Nine Years Later.

Since 2006, I haven’t really associated margaritas or ponchos with May 5th. Today marks the 9th anniversary of the helicopter crash that set the tone for my husband’s first deployment to Afghanistan. For the past 10 minutes, I’ve typed and backspaced over multiple words because none of them seemed quite worthy of the sentiment I wish to convey. So instead, I’ll insert a verse of In Flanders Fields

In Flanders fields the poppies blow
Between the crosses, row on row,
That mark our place; and in the sky
The larks, still bravely singing, fly
Scarce heard amid the guns below.

I’ve written about that particular deployment throughout the years – it seems so long ago – we were so young and truth be told, a little wet behind the ears. We were newlyweds and felt invincible – Clay was 23 and I was 22 when he left for war. When he came home 16 months later, we were 25 and 24 and we were different. Our already close bond strengthened even more during that deployment and allowed us to become the (affectionate, fun-loving, confident, and faithful) couple we are today. Although there have been subsequent deployments, countless moves, multiple TDYs, and other military-related events that have given us invaluable life lessons along the way, those 16-months during the first years of our marriage proved to be the most fruitful. And the most gut-wrenchingly sad.

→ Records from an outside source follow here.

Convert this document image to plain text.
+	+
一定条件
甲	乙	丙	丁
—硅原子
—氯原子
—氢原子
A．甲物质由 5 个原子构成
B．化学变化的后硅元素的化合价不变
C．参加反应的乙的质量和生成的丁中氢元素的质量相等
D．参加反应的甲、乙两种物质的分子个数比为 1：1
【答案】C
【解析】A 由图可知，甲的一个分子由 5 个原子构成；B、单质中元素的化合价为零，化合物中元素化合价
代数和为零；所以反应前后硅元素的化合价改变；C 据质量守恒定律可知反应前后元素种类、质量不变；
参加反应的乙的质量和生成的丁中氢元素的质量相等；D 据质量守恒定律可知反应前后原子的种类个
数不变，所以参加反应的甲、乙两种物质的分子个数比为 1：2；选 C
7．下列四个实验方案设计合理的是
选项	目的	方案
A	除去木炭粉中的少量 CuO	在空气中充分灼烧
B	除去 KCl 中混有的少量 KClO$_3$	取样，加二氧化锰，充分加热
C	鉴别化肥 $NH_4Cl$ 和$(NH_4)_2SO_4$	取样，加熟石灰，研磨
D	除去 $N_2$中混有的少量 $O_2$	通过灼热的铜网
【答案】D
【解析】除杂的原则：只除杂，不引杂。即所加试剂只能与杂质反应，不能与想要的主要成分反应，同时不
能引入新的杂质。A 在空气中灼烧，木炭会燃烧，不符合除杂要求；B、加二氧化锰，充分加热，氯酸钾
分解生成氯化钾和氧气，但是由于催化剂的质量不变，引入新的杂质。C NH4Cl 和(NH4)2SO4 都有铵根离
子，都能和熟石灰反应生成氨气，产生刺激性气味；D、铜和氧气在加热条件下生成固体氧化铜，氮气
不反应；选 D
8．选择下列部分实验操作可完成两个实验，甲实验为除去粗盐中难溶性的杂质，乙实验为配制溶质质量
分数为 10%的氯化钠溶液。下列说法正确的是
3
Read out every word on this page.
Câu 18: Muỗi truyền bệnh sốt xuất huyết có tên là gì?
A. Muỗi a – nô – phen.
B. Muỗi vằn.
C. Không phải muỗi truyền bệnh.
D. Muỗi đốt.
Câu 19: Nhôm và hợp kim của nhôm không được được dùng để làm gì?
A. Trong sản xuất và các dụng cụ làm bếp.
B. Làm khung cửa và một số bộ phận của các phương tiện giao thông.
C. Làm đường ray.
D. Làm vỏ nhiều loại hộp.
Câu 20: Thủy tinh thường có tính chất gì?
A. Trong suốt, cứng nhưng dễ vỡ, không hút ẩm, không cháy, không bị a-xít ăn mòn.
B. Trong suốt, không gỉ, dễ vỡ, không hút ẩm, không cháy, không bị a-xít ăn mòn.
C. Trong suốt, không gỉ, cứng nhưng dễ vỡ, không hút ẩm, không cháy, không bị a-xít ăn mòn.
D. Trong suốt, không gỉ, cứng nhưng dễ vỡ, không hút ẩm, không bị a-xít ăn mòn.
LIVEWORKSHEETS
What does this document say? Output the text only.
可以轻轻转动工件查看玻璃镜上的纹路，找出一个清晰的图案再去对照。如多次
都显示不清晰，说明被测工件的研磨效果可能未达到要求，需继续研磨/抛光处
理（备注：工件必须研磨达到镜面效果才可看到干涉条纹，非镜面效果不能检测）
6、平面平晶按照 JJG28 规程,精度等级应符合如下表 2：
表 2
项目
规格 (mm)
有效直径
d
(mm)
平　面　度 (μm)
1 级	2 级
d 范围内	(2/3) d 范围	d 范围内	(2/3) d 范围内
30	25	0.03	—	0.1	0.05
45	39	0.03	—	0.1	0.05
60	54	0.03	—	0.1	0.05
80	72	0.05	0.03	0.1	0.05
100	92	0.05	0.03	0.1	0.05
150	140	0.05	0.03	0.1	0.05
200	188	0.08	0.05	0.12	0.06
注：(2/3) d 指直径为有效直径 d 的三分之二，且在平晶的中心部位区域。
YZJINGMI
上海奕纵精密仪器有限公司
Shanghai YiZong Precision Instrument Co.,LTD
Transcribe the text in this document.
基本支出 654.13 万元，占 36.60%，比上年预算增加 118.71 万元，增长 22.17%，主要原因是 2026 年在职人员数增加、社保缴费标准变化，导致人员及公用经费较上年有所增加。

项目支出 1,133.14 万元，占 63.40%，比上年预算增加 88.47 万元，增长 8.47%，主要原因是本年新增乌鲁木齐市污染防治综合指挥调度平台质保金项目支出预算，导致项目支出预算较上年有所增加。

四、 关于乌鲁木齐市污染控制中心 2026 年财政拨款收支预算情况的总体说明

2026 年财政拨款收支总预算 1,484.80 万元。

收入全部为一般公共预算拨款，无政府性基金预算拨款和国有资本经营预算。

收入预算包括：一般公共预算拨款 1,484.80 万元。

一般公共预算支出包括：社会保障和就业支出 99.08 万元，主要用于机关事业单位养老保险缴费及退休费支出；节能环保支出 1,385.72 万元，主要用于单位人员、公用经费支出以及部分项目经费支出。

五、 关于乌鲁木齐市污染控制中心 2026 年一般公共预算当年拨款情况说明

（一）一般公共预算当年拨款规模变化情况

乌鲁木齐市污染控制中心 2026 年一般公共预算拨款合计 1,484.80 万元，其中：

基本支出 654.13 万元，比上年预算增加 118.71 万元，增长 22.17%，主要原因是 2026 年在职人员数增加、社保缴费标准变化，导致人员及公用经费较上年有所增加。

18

The brave men of 3rd Squadron, 71st Cavalry Regiment who lost their lives during that treacherous 16-month deployment – Lt. Col. Joseph Fenty, Spc. Justin O’Donohoe, Spc. David Timmons, Pfc. Brian Moquin, SFC Jared Monti (Medal of Honor recipient), Staff Sgt. Patrick Lybert, Spc. Brian Bradbury, and 1Lt. Ben Keating are remembered. Today. And everyday.